Seis anos antes do fim da União Soviética, Genebra sediou um encontro de cúpula entre os então presidentes Ronald Reagan e Mikhail Gorbachev, em 1985.
Não foram quatro horas de reunião, como nesta quarta-feira (16) entre Joe Biden e Vladimir Putin na mesma cidade, aos pés dos alpes suíços. Foram três dias, que marcaram o início da desescalada da Guerra Fria.
Talvez, neste que é o pior momento das relações entre Estados Unidos e Rússia, fosse necessário mais tempo para os dois líderes conversarem.

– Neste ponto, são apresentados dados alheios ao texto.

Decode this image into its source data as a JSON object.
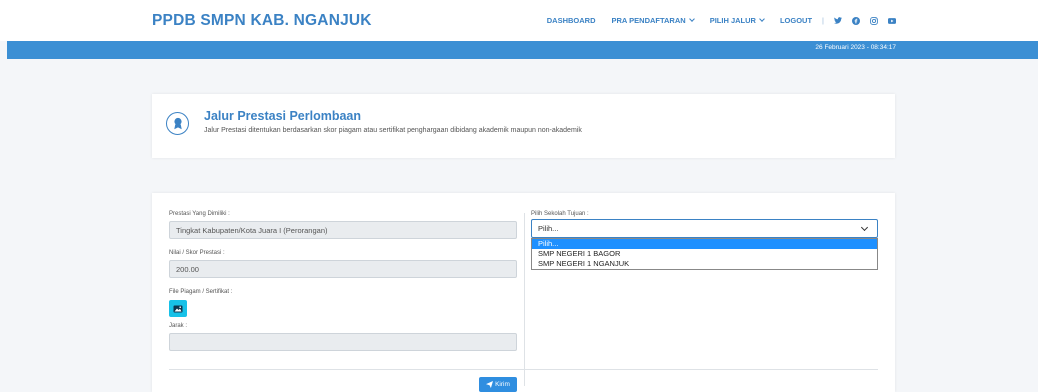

Faltou desta vez o almoço, o voltar para o hotel, a conversa de pé de ouvido no cafezinho. Até nas imagens o encontro de 2021 foi econômico - a cúpula foi gélida, com cenas milimetricamente controladas entre os dois líderes para evitar interpretações errôneas de um lado e outro, avanços e recuos não previstos nos scripts ou e até possíveis gafes. Os momentos para fotos foram antes do encontro, com comedidos Biden e Putin mediados pelo presidente suíço, antes de entrarem no palacete da Villa La Grange; o aperto de mãos, poucas cenas internas de ambos sentados; e, ao final, rápidos pronunciamentos - em momentos e locais separados.
Em meio a tão escassas imagens para o mundo, pequenos gestos ganham muito significado: o ajeitar da gravata, por parte de Putin, diante dos fotógrafos, pode não ter significado apenas que o nó do acessório estava apertado demais. Para quem ouviu de Biden palavras como "assassino", em uma entrevista logo após a posse na Casa Branca, havia algo trancado na garganta.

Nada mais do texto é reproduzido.